The Dell board is standing behind a buyout offer from the company's CEO and founder, and it has asked shareholders of the slumping PC maker to approve the deal in a July 18 vote.
The company's announcement Friday is the latest volley in a battle with prominent shareholders over the company's future and Michael Dell's role in it.
Dell directors unanimously recommended an offer from Michael Dell and the investment firm Silver Lake Partners to take the company private for $24.4 billion, or $13.65 per share, according to filings with the Securities and Exchange Commission.
A board special committee told shareholders in an open letter Friday that Michael Dell's plan was the best option, and that it offered certainty and "a very material premium" in a challenging business environment.
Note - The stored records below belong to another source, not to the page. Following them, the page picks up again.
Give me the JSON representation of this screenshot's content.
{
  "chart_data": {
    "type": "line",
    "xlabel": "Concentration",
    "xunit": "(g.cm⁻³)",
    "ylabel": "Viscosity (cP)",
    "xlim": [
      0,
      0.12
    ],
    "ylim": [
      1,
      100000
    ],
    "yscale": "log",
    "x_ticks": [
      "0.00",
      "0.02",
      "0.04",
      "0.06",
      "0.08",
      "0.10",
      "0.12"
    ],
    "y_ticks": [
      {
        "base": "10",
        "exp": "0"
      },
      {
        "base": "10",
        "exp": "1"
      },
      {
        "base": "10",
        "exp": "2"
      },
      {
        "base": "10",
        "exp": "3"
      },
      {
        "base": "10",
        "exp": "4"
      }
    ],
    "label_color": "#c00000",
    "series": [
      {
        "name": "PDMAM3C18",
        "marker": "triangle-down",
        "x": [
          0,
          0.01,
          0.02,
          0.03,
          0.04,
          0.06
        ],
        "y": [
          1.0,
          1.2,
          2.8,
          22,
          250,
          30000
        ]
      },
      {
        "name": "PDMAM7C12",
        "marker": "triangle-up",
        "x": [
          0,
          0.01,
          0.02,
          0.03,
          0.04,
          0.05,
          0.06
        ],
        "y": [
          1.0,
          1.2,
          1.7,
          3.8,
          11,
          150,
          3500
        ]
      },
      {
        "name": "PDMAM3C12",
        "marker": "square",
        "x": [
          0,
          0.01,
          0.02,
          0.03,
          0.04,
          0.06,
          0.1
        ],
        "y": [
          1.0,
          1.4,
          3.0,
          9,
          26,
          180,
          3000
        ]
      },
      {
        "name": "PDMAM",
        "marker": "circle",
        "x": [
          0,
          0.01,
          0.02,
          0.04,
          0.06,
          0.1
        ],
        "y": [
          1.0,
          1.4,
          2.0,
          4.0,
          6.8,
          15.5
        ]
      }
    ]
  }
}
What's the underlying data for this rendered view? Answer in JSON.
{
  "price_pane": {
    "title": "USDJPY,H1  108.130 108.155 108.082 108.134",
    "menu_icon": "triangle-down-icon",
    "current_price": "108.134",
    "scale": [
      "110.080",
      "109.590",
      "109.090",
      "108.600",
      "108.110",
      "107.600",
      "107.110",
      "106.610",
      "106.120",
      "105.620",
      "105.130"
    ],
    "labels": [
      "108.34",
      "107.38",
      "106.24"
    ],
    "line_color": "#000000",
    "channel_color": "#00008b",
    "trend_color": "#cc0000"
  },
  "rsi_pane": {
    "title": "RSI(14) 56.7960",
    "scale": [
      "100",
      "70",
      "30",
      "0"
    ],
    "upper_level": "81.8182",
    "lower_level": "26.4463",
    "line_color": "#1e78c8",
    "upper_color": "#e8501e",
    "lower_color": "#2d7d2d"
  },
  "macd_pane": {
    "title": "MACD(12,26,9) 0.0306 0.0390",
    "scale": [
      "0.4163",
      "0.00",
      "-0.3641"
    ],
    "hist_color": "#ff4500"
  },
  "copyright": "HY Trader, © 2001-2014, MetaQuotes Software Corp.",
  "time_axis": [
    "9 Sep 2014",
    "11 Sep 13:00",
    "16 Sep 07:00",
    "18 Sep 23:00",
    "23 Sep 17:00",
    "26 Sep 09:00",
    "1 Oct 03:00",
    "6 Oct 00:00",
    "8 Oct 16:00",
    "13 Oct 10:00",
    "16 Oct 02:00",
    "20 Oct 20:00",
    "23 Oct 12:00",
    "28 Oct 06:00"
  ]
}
It noted that the price represented a premium of about 37 percent over the stock's average closing price in the months before rumors about a potential deal surfaced.
But Dell's largest independent shareholder, Southeastern Asset Management Inc., urged shareholders in a letter on Friday to reject Michael Dell's offer. It said it that it will provide more details about its own offer in the near future.
"We are a long-term investor in Dell and (like you) we care about our investment," the letter said.
Southeastern teamed with billionaire investor Carl Icahn earlier this month to pitch an alternative plan that would let Dell shareholders keep their stake in the company and give them either $12 per share in cash or additional shares.
Dell's committee has said that it needs more information on that proposal. The committee also said Friday that shareholders would face substantial risks if the company took on debt to pay for a special payout, a process known as "leveraged recapitalization." With the buyout, the risk shifts to the parties buying the company.